A eso se suman los mayores vínculos informales y orgánicos de los partidos uruguayos (en particular el Frente Amplio) con los jóvenes y en particular con los estudiantes. Eso no ocurre en Chile, donde los partidos, que en algún momento contaron con dirigentes en los centros estudiantiles, van desapareciendo salvo contadas excepciones (caso de la derechista Unión Democrática Independiente en el movimiento gremial de la Universidad Católica). Y los líderes estudiantiles que llegaron al Parlamento en 2013 (Gabriel Boric, Giorgio Jackson, Camila Vallejo) son tildados de “vendidos” por muchos militantes.

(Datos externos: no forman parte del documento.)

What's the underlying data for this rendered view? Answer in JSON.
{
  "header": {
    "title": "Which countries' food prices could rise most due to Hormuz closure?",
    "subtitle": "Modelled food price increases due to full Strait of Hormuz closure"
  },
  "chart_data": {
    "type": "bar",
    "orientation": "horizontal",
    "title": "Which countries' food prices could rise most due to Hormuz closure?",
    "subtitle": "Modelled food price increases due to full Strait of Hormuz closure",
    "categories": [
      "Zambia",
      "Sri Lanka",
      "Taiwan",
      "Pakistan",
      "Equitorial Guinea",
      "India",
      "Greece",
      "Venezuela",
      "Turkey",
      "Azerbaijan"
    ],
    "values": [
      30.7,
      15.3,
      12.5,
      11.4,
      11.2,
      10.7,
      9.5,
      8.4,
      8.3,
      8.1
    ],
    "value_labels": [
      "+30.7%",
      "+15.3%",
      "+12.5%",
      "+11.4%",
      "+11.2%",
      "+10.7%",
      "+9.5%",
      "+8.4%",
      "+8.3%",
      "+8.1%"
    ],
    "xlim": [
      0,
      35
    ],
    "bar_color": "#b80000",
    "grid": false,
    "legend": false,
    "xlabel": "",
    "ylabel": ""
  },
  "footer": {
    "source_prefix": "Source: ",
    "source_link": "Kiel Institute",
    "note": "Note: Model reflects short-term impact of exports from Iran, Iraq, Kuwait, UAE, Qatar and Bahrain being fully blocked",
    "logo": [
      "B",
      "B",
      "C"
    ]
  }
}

La ironía es que, a pesar de la desconexión entre el movimiento estudiantil chileno y la política institucional, la agenda del gobierno actual de Michelle Bachelet sería posiblemente otra de no haber existido las movilizaciones de 2011-2012. En un inusitado “giro a la izquierda”, Bachelet está impulsando una agenda de reformas (tributaria, constitucional y educativa) aparentemente en sintonía con las demandas de aquel movimiento. Varios activistas tuvieron su cuarto de hora como asesores del ministro de Educación, y las consignas de los estudiantes movilizados (“educación pública, gratuita y de calidad”) fueron un mantra en la boca de varios políticos oficialistas. ¿Cómo puede influir a tal punto en la política institucional un movimiento de escasos vínculos con los partidos y cuyos integrantes casi no votan? No lo sé, pero seguro que para encontrar una respuesta no hay que mirar a Uruguay.

Una versión previa de esta columna fue publicada en el blog Razones y Personas.